Дому больше ничто не угрожало, и я спустился в подвал. Поднял плиты, спеша освободить друга, успокоить его, но как выдумаете, что я обнаружил?
— Он был мертв, — проговорил едва слышно отец Пьеро.
Синьор Антонио кивнул. Затем снова отвернулся в сторону, как будто бы мечтал сейчас только об одном: остаться одному и не завершать свой рассказ.
— Это я его убил? — спросил он. — Или же он умер от ударов, нанесенных другими? Откуда мне было знать. Я знал лишь то, что он умер. Его страдания закончились. И в тот миг я просто поставил плиты на место.
Ночью явилась новая толпа, дом снова оказался в осаде. Но я, уходя, надежно запер его, и когда негодяи поняли, что в окнах нет света, они в итоге убрались восвояси.
В понедельник после Пасхи пришли солдаты. Правда ли, что известный мне иудей нападал на христиан на Страстной неделе, когда евреям запрещено появляться на улицах?
Я дал им обычный уклончивый ответ. Откуда же мне знать? «Здесь больше нет никакого иудея. Если хотите, можете обыскать дом». Солдаты обыскали дом. «Он сбежал», — настаивал я. И вскоре они ушли. Однако они еще не раз возвращались, задавая все тот же вопрос.

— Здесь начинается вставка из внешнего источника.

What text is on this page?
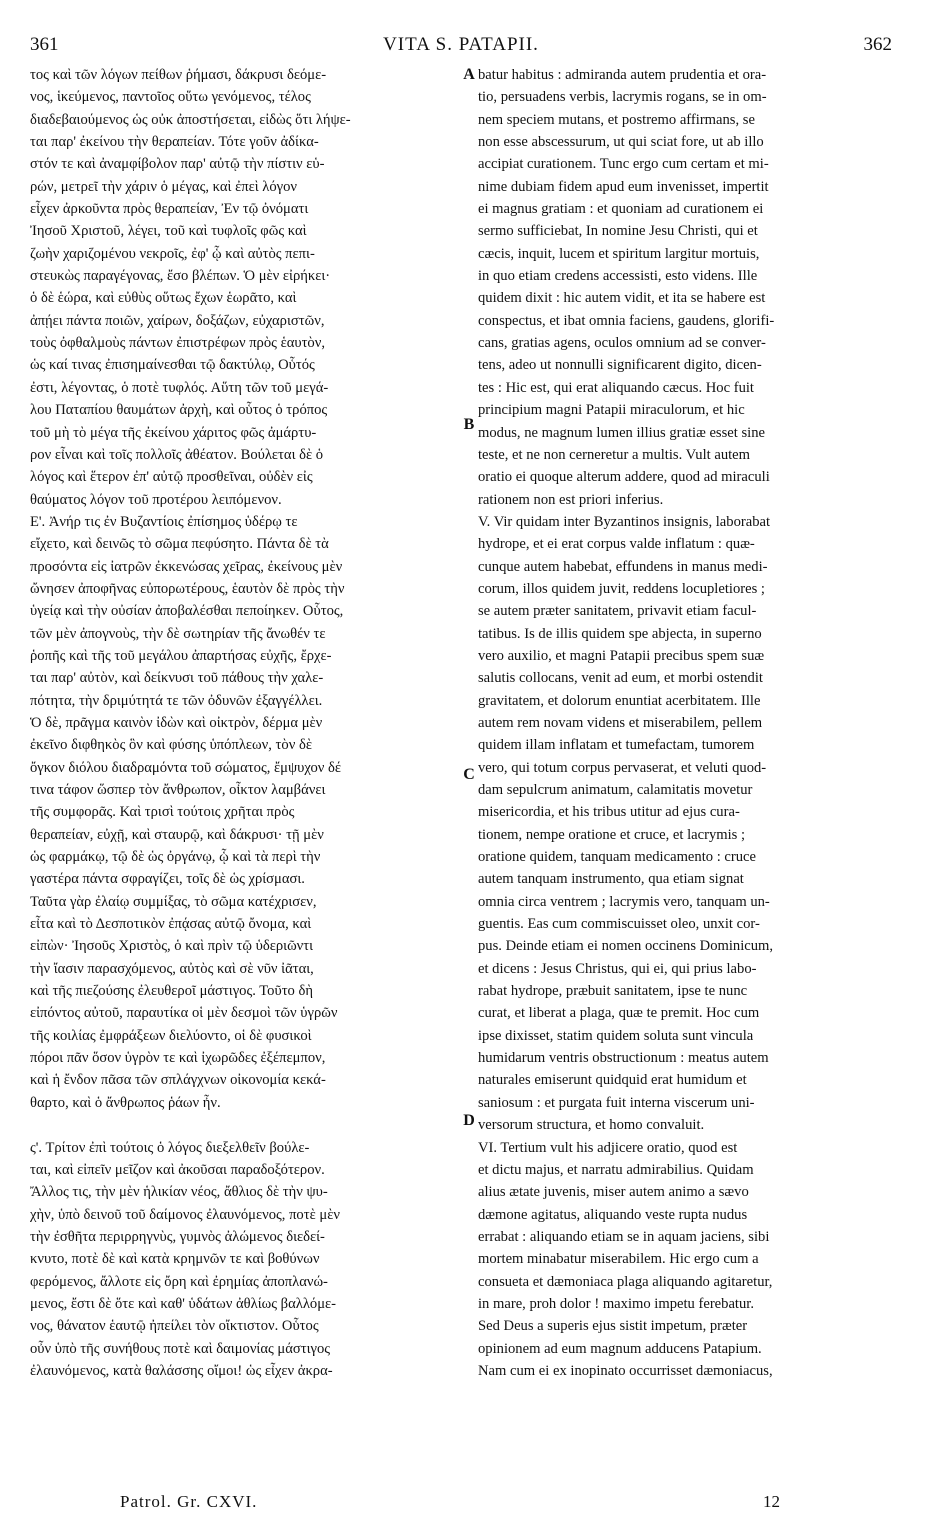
361	VITA S. PATAPII.	362
τος καὶ τῶν λόγων πείθων ῥήμασι, δάκρυσι δεόμε-
νος, ἱκεύμενος, παντοῖος οὕτω γενόμενος, τέλος
διαδεβαιούμενος ὡς οὐκ ἀποστήσεται, εἰδὼς ὅτι λήψε-
ται παρ' ἐκείνου τὴν θεραπείαν. Τότε γοῦν ἀδίκα-
στόν τε καὶ ἀναμφίβολον παρ' αὐτῷ τὴν πίστιν εὑ-
ρών, μετρεῖ τὴν χάριν ὁ μέγας, καὶ ἐπεὶ λόγον
εἶχεν ἀρκοῦντα πρὸς θεραπείαν, Ἐν τῷ ὀνόματι
Ἰησοῦ Χριστοῦ, λέγει, τοῦ καὶ τυφλοῖς φῶς καὶ
ζωὴν χαριζομένου νεκροῖς, ἐφ' ᾧ καὶ αὐτὸς πεπι-
στευκὼς παραγέγονας, ἔσο βλέπων. Ὁ μὲν εἰρήκει·
ὁ δὲ ἑώρα, καὶ εὐθὺς οὕτως ἔχων ἑωρᾶτο, καὶ
ἀπῄει πάντα ποιῶν, χαίρων, δοξάζων, εὐχαριστῶν,
τοὺς ὀφθαλμοὺς πάντων ἐπιστρέφων πρὸς ἑαυτὸν,
ὡς καί τινας ἐπισημαίνεσθαι τῷ δακτύλῳ, Οὗτός
ἐστι, λέγοντας, ὁ ποτὲ τυφλός. Αὕτη τῶν τοῦ μεγά-
λου Παταπίου θαυμάτων ἀρχὴ, καὶ οὗτος ὁ τρόπος
τοῦ μὴ τὸ μέγα τῆς ἐκείνου χάριτος φῶς ἀμάρτυ-
ρον εἶναι καὶ τοῖς πολλοῖς ἀθέατον. Βούλεται δὲ ὁ
λόγος καὶ ἕτερον ἐπ' αὐτῷ προσθεῖναι, οὐδὲν εἰς
θαύματος λόγον τοῦ προτέρου λειπόμενον.
Ε'. Ἀνήρ τις ἐν Βυζαντίοις ἐπίσημος ὑδέρῳ τε
εἴχετο, καὶ δεινῶς τὸ σῶμα πεφύσητο. Πάντα δὲ τὰ
προσόντα εἰς ἰατρῶν ἐκκενώσας χεῖρας, ἐκείνους μὲν
ὤνησεν ἀποφῆνας εὐπορωτέρους, ἑαυτὸν δὲ πρὸς τὴν
ὑγείᾳ καὶ τὴν οὐσίαν ἀποβαλέσθαι πεποίηκεν. Οὗτος,
τῶν μὲν ἀπογνοὺς, τὴν δὲ σωτηρίαν τῆς ἄνωθέν τε
ῥοπῆς καὶ τῆς τοῦ μεγάλου ἀπαρτήσας εὐχῆς, ἔρχε-
ται παρ' αὐτὸν, καὶ δείκνυσι τοῦ πάθους τὴν χαλε-
πότητα, τὴν δριμύτητά τε τῶν ὀδυνῶν ἐξαγγέλλει.
Ὁ δὲ, πρᾶγμα καινὸν ἰδὼν καὶ οἰκτρὸν, δέρμα μὲν
ἐκεῖνο διφθηκὸς ὃν καὶ φύσης ὑπόπλεων, τὸν δὲ
ὄγκον διόλου διαδραμόντα τοῦ σώματος, ἔμψυχον δέ
τινα τάφον ὥσπερ τὸν ἄνθρωπον, οἶκτον λαμβάνει
τῆς συμφορᾶς. Καὶ τρισὶ τούτοις χρῆται πρὸς
θεραπείαν, εὐχῇ, καὶ σταυρῷ, καὶ δάκρυσι· τῇ μὲν
ὡς φαρμάκῳ, τῷ δὲ ὡς ὀργάνῳ, ᾧ καὶ τὰ περὶ τὴν
γαστέρα πάντα σφραγίζει, τοῖς δὲ ὡς χρίσμασι.
Ταῦτα γὰρ ἐλαίῳ συμμίξας, τὸ σῶμα κατέχρισεν,
εἶτα καὶ τὸ Δεσποτικὸν ἐπᾴσας αὐτῷ ὄνομα, καὶ
εἰπὼν· Ἰησοῦς Χριστὸς, ὁ καὶ πρὶν τῷ ὑδεριῶντι
τὴν ἴασιν παρασχόμενος, αὐτὸς καὶ σὲ νῦν ἰᾶται,
καὶ τῆς πιεζούσης ἐλευθεροῖ μάστιγος. Τοῦτο δὴ
εἰπόντος αὐτοῦ, παραυτίκα οἱ μὲν δεσμοὶ τῶν ὑγρῶν
τῆς κοιλίας ἐμφράξεων διελύοντο, οἱ δὲ φυσικοὶ
πόροι πᾶν ὅσον ὑγρὸν τε καὶ ἰχωρῶδες ἐξέπεμπον,
καὶ ἡ ἔνδον πᾶσα τῶν σπλάγχνων οἰκονομία κεκά-
θαρτο, καὶ ὁ ἄνθρωπος ῥάων ἦν.
ς'. Τρίτον ἐπὶ τούτοις ὁ λόγος διεξελθεῖν βούλε-
ται, καὶ εἰπεῖν μεῖζον καὶ ἀκοῦσαι παραδοξότερον.
Ἄλλος τις, τὴν μὲν ἡλικίαν νέος, ἄθλιος δὲ τὴν ψυ-
χὴν, ὑπὸ δεινοῦ τοῦ δαίμονος ἐλαυνόμενος, ποτὲ μὲν
τὴν ἐσθῆτα περιρρηγνὺς, γυμνὸς ἀλώμενος διεδεί-
κνυτο, ποτὲ δὲ καὶ κατὰ κρημνῶν τε καὶ βοθύνων
φερόμενος, ἄλλοτε εἰς ὄρη καὶ ἐρημίας ἀποπλανώ-
μενος, ἔστι δὲ ὅτε καὶ καθ' ὑδάτων ἀθλίως βαλλόμε-
νος, θάνατον ἑαυτῷ ἠπείλει τὸν οἴκτιστον. Οὗτος
οὖν ὑπὸ τῆς συνήθους ποτὲ καὶ δαιμονίας μάστιγος
ἐλαυνόμενος, κατὰ θαλάσσης οἴμοι! ὡς εἶχεν ἀκρα-
batur habitus : admiranda autem prudentia et ora-
tio, persuadens verbis, lacrymis rogans, se in om-
nem speciem mutans, et postremo affirmans, se
non esse abscessurum, ut qui sciat fore, ut ab illo
accipiat curationem. Tunc ergo cum certam et mi-
nime dubiam fidem apud eum invenisset, impertit
ei magnus gratiam : et quoniam ad curationem ei
sermo sufficiebat, In nomine Jesu Christi, qui et
cæcis, inquit, lucem et spiritum largitur mortuis,
in quo etiam credens accessisti, esto videns. Ille
quidem dixit : hic autem vidit, et ita se habere est
conspectus, et ibat omnia faciens, gaudens, glorifi-
cans, gratias agens, oculos omnium ad se conver-
tens, adeo ut nonnulli significarent digito, dicen-
tes : Hic est, qui erat aliquando cæcus. Hoc fuit
principium magni Patapii miraculorum, et hic
modus, ne magnum lumen illius gratiæ esset sine
teste, et ne non cerneretur a multis. Vult autem
oratio ei quoque alterum addere, quod ad miraculi
rationem non est priori inferius.
V. Vir quidam inter Byzantinos insignis, laborabat
hydrope, et ei erat corpus valde inflatum : quæ-
cunque autem habebat, effundens in manus medi-
corum, illos quidem juvit, reddens locupletiores ;
se autem præter sanitatem, privavit etiam facul-
tatibus. Is de illis quidem spe abjecta, in superno
vero auxilio, et magni Patapii precibus spem suæ
salutis collocans, venit ad eum, et morbi ostendit
gravitatem, et dolorum enuntiat acerbitatem. Ille
autem rem novam videns et miserabilem, pellem
quidem illam inflatam et tumefactam, tumorem
vero, qui totum corpus pervaserat, et veluti quod-
dam sepulcrum animatum, calamitatis movetur
misericordia, et his tribus utitur ad ejus cura-
tionem, nempe oratione et cruce, et lacrymis ;
oratione quidem, tanquam medicamento : cruce
autem tanquam instrumento, qua etiam signat
omnia circa ventrem ; lacrymis vero, tanquam un-
guentis. Eas cum commiscuisset oleo, unxit cor-
pus. Deinde etiam ei nomen occinens Dominicum,
et dicens : Jesus Christus, qui ei, qui prius labo-
rabat hydrope, præbuit sanitatem, ipse te nunc
curat, et liberat a plaga, quæ te premit. Hoc cum
ipse dixisset, statim quidem soluta sunt vincula
humidarum ventris obstructionum : meatus autem
naturales emiserunt quidquid erat humidum et
saniosum : et purgata fuit interna viscerum uni-
versorum structura, et homo convaluit.
VI. Tertium vult his adjicere oratio, quod est
et dictu majus, et narratu admirabilius. Quidam
alius ætate juvenis, miser autem animo a sævo
dæmone agitatus, aliquando veste rupta nudus
errabat : aliquando etiam se in aquam jaciens, sibi
mortem minabatur miserabilem. Hic ergo cum a
consueta et dæmoniaca plaga aliquando agitaretur,
in mare, proh dolor ! maximo impetu ferebatur.
Sed Deus a superis ejus sistit impetum, præter
opinionem ad eum magnum adducens Patapium.
Nam cum ei ex inopinato occurrisset dæmoniacus,
A
B
C
D
Patrol. Gr. CXVI.	12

Я был вне себя от горя и раскаяния. Чем дольше я размышлял о случившемся, тем сильнее проклинал себя за грубое обращение с Джованни, ведь я силой затащил его в подвал, я ударил его, заставляя лежать тихо. Мне была невыносима мысль о совершенном поступке, невыносима боль, какую я ощущал, вспоминая о случившемся. И, охваченный тоской, я еще смел обвинять Джованни. Я посмел обвинить его в том, что не сумел его защитить, не исцелил его. Я смел проклинать его за ту горечь, какую испытывал сам.